RESIDENT

ANA MONTIEL

SPAIN

 

Taking in her paintings is like opening your eyes after a nap in the sand. The colourful masses on her canvas appear to be in motion, plunging the spectator into a semi-conscious state. Beyond the merely pictorial, Ana Montiel's works read like spiritual, dreamlike invitations, that hit you with a feeling of satisfaction and involuntary entrancement. Any tangible form looks acid-washed; a silhouette or a ray of sun gives way to a sfumato of light and pigments. The artist is interested in the conceptual issues of perception and phenomenology, based on the premise that reality is nothing but a collective and controlled hallucination. Intrigued by neuroscience and quantum physics, she considers herself a "mapper of the unconscious", producing the Fields series -a multicoloured adventure meant as a tribute to the intangible. 
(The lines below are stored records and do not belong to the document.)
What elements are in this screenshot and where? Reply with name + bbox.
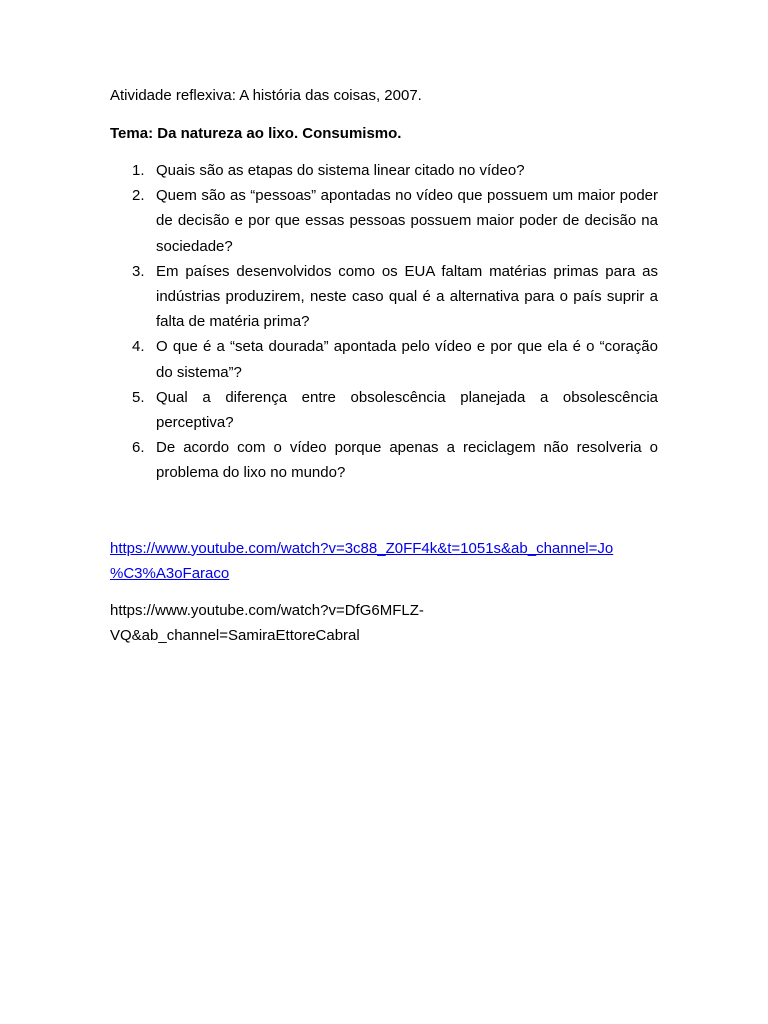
links-section bbox=[110, 536, 658, 648]
list-item bbox=[110, 183, 658, 259]
question-number: 3. bbox=[132, 262, 145, 280]
questions-list bbox=[110, 158, 658, 486]
document-page bbox=[110, 83, 658, 648]
question-number: 2. bbox=[132, 187, 145, 205]
list-item bbox=[110, 259, 658, 335]
question-number: 5. bbox=[132, 388, 145, 406]
question-text: Quais são as etapas do sistema linear citado no vídeo? bbox=[156, 162, 525, 179]
youtube-link-joao-faraco[interactable] bbox=[110, 536, 658, 586]
list-item bbox=[110, 435, 658, 485]
question-number: 4. bbox=[132, 338, 145, 356]
link-line-2: %C3%A3oFaraco bbox=[110, 564, 230, 582]
intro-line: Atividade reflexiva: A história das coisas, 2007. bbox=[110, 87, 422, 104]
question-text: Quem são as “pessoas” apontadas no vídeo que possuem um maior poder de decisão e por que essas pessoas possuem maior poder de decisão na sociedade? bbox=[156, 187, 658, 255]
url-line-1: https://www.youtube.com/watch?v=DfG6MFLZ- bbox=[110, 601, 424, 619]
list-item bbox=[110, 385, 658, 435]
question-number: 6. bbox=[132, 439, 145, 457]
youtube-url-text-samira bbox=[110, 598, 470, 648]
question-text: De acordo com o vídeo porque apenas a reciclagem não resolveria o problema do lixo no mundo? bbox=[156, 439, 658, 482]
list-item bbox=[110, 334, 658, 384]
question-text: Em países desenvolvidos como os EUA faltam matérias primas para as indústrias produzirem, neste caso qual é a alternativa para o país suprir a falta de matéria prima? bbox=[156, 262, 658, 331]
theme-heading: Tema: Da natureza ao lixo. Consumismo. bbox=[110, 125, 402, 142]
link-line-1: https://www.youtube.com/watch?v=3c88_Z0FF4k&t=1051s&ab_channel=Jo bbox=[110, 539, 614, 557]
question-number: 1. bbox=[132, 162, 145, 179]
list-item bbox=[110, 158, 658, 183]
question-text: Qual a diferença entre obsolescência planejada a obsolescência perceptiva? bbox=[156, 388, 658, 432]
url-line-2: VQ&ab_channel=SamiraEttoreCabral bbox=[110, 626, 360, 644]
question-text: O que é a “seta dourada” apontada pelo vídeo e por que ela é o “coração do sistema”? bbox=[156, 338, 658, 381]
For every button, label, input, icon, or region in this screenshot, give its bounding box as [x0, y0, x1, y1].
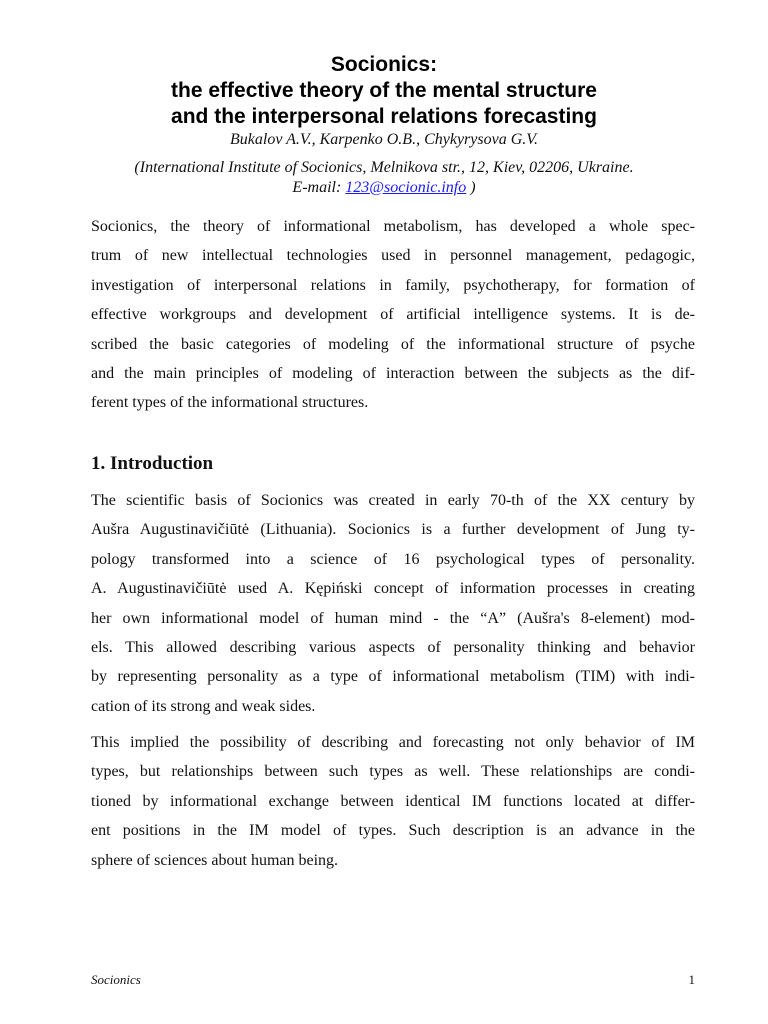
text-line: scribed the basic categories of modeling of the informational structure of psyche [91, 335, 695, 353]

In the course of practicing hybrid art, drifting from drawing to design to artistic direction, Ana Montiel shunned painting during her school years before finally embracing it. Originally from Spain (b. 1981), the artist worked in Barcelona and then in London, before settling down in Mexico. Her colour palette stimulates both visually and acoustically, like a kind of chorus, giving each spectator their own unique symphony. 

Ana Montiel's art vibrates, resonates, and performs a kind of synaesthesia, marrying noise and matter, pixel and sound. Indeed, before setting to work, the artist communes with her canvas thanks to a moment of musical and physical awakening. She gathers the colours and applies them carefully with her spray gun. The tints fuse, superimpose, then come to rest. Detail by detail, each grain of colour is adjusted according to a meticulous method of application of acrylics, with some paintings having up to forty sub-layers. The effect is magnetic, in much the same vein as the mystical installations of American artist James Turrell or the meditative velvets of the Italian Ettore Spaletti. With her pictorial works, Ana Montiel opens windows onto a world that topples us and shoves us towards new prophetic dimensions, dimensions of the infinite and unknown.

Clélia Dehon - Head of Public Program at Louis Vuitton Foundation.

Text extracted from The Steidz magazine, issue no. 5

 
 

With my entoptic paintings -entos (within) and opsis (to see) - I reflect on the inner, undefined nature of human experience. These paintings function as a personal analogy for the illusion of a truly unbiased perception, meditating around the phenomenology of our embodied consciousness that co-creates all that we perceive.

It is "the self in the gaze", it is us trying to see through a window only to find our distorted reflection in the glass.